This Time Next Year(8)


Tara covered her face with her hands and then started to laugh herself. She had a musical, high-pitched laugh.

‘Oh my days, is that your laugh?’ said Connie. ‘Even that sounds uptight.’

The two women got hysterics laughing at each other; they couldn’t stop.

‘Yes, that’s my laugh, what’s wrong with it?’ Tara snorted, her eyes streaming.

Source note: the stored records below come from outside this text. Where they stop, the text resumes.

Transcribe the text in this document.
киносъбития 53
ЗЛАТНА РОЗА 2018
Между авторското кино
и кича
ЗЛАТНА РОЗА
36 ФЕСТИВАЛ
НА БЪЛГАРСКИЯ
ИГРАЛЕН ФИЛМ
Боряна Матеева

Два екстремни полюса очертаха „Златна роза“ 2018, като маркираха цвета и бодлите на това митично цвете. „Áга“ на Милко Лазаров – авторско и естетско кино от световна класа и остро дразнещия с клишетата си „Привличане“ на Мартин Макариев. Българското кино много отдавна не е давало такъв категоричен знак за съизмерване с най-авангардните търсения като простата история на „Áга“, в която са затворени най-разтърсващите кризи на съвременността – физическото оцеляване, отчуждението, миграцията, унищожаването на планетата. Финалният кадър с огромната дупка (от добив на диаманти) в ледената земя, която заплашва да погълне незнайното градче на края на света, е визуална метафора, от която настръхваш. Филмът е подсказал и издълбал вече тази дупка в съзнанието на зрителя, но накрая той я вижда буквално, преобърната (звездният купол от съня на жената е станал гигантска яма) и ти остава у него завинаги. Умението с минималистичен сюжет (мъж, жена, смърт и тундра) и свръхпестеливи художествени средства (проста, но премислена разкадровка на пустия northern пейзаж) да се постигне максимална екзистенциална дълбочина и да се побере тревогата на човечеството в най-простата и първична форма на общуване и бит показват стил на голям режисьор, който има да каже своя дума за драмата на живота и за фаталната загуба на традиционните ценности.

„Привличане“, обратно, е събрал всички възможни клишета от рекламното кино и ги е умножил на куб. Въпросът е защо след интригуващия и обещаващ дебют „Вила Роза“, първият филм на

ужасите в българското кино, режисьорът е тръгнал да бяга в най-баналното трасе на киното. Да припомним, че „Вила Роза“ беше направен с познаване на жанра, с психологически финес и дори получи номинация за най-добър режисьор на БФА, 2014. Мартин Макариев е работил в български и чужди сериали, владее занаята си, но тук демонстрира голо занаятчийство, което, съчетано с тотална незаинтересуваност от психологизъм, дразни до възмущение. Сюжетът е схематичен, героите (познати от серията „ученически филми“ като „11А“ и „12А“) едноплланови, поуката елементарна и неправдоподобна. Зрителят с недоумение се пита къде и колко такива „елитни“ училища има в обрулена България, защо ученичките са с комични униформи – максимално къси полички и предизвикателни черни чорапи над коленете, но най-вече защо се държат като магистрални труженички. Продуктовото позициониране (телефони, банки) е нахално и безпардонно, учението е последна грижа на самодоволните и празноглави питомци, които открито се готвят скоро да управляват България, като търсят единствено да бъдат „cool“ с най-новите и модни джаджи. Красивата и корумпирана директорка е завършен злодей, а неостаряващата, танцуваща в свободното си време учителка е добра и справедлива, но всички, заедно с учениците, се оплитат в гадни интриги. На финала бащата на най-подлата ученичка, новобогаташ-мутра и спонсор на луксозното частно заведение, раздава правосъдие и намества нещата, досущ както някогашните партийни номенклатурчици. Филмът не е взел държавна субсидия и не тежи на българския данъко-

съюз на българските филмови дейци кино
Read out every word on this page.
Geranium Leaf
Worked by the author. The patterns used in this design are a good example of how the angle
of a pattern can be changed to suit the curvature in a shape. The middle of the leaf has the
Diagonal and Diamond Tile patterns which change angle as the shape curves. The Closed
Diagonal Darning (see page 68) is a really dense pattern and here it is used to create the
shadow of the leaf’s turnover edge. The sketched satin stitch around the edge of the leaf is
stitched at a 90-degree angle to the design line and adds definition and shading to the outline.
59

‘Oh, don’t make me laugh, don’t make me laugh, it hurts worse,’ said Connie, clutching her stomach with one hand and fanning her face with the other.

Over the next few hours, Connie taught Tara to relax, to let go. She taught her to move her body in the way it needed to move to get the baby out. She taught her to breathe and moo and growl and shriek and not care what it might look or sound like. The contractions started to get more regular, then more frequent. Things were finally happening.

‘So, you know what you’re having?’ Connie asked, as they finished breathing through another contraction together.

‘A boy,’ Tara said.

‘Got a name sorted?’ Connie asked.

‘It’s too much, it’s getting too much Connie … I can’t,’ Tara started whimpering.

‘Don’t waste energy crying,’ said Connie. ‘Come on, stay with me, do what I’m doing, we’ll get there. What are you going to call him then?’

‘My husband likes John, after him. I don’t know, maybe Roger?’ said Tara, wiping sweat from her forehead with the back of a hand. Connie wrinkled up her nose. Tara laughed. ‘Not Roger then.’

‘Sorry,’ Connie laughed too.

Another contraction, both women’s bodies were now strangely in sync. They held hands, squeezing hold of each other, breathing in unison.

‘Where are the midwives?’ Tara wailed. ‘They need to call John.’

‘Trust me, I’ve only done this once before, but men just get in the way,’ Connie said, panting through the last pangs. When she looked up, she saw Tara had crawled over to the bed and was banging her head against the foot rail. Connie waddled over and stroked her back.

‘Hey, this’ll be a bad memory tomorrow. Look at me, you want to hear the name I got planned for mine?’ Connie pulled Tara away from the bedstead. ‘I had this name planned since I was little.’ Tara turned to look at her. ‘Quinn. It’s a family name goes years back. My grandma was a Quinn; she used to say it held the luck of the Irish, said she never knew a Quinn who didn’t lead a charmed life.’ Tara continued to rock back and forth. Connie couldn’t tell if she was listening. ‘I had a boy first, Bill insisted on William after him. I said, whatever we got next, boy or girl, it had to be Quinn.’

The midwife returned to find both women kneeling on the floor, holding hands.

‘You’re going to have these babies at the same time by the look of it,’ said the midwife, guiding Connie back to her bed. ‘Come on, let’s see where you’ve got to now, Mrs Cooper.’

Connie and Tara laboured together for four hours.

Tara’s husband, John, came back to the hospital, but Tara said he could wait outside until she was further along.

‘I just need Connie,’ she told the midwife.

Private rooms freed up but Tara didn’t want to move. When Bill finally made it to the hospital, Connie said he too should wait in reception until he was called for.

‘So let me get this shipshape,’ said the midwife, ‘you want both your husbands to wait in reception because you’re being each other’s birthing partners?’

Connie and Tara both nodded.

By half past eleven they were both ready to push.

‘Right, it’s time to get you into the delivery rooms,’ ordered the midwives, finally insisting it was time for the women to separate. Connie and Tara were loaded onto beds and wheeled from the ward. They clasped hands one last time.

‘Good luck,’ Connie said, her voice hoarse.

‘Thank you,’ mouthed Tara.

‘Well, I’ve got bets on one of you two having this nineties baby,’ said the midwife pushing Connie’s bed.

‘There’s no one else in this hospital even close,’ said the midwife pushing Tara.

As Connie was wheeled into the delivery room, she saw Bill sitting in a chair waiting for her. He stood up and folded the newspaper he had been reading.

‘You took your time, woman, I been waiting ages,’ he said.

‘I’m not doing this around your convenience, Bill,’ Connie snarled. ‘I’ll come when I’m good and ready.’

Bill sat down again, smacking his lips shut.

Connie pushed for half an hour. It took every ounce of energy she had left and she was past the point of talking. At one point Bill stood, checked his watch, grimaced and said, ‘If you could just hold it in another couple of minutes love, it’s only two minutes to go till midnight.’

Connie let out an ear-splitting, guttural scream, like a pterodactyl defending her young from a predator. The two midwives both jumped and Bill promptly returned to his chair, where he sat with his shoulders hunched, fingers intertwined and two thumbs rapidly circling around each other.

‘I can see the head,’ said one of the midwives.

The pressure became unbearable. Just as Connie thought she might burst at the seams, release.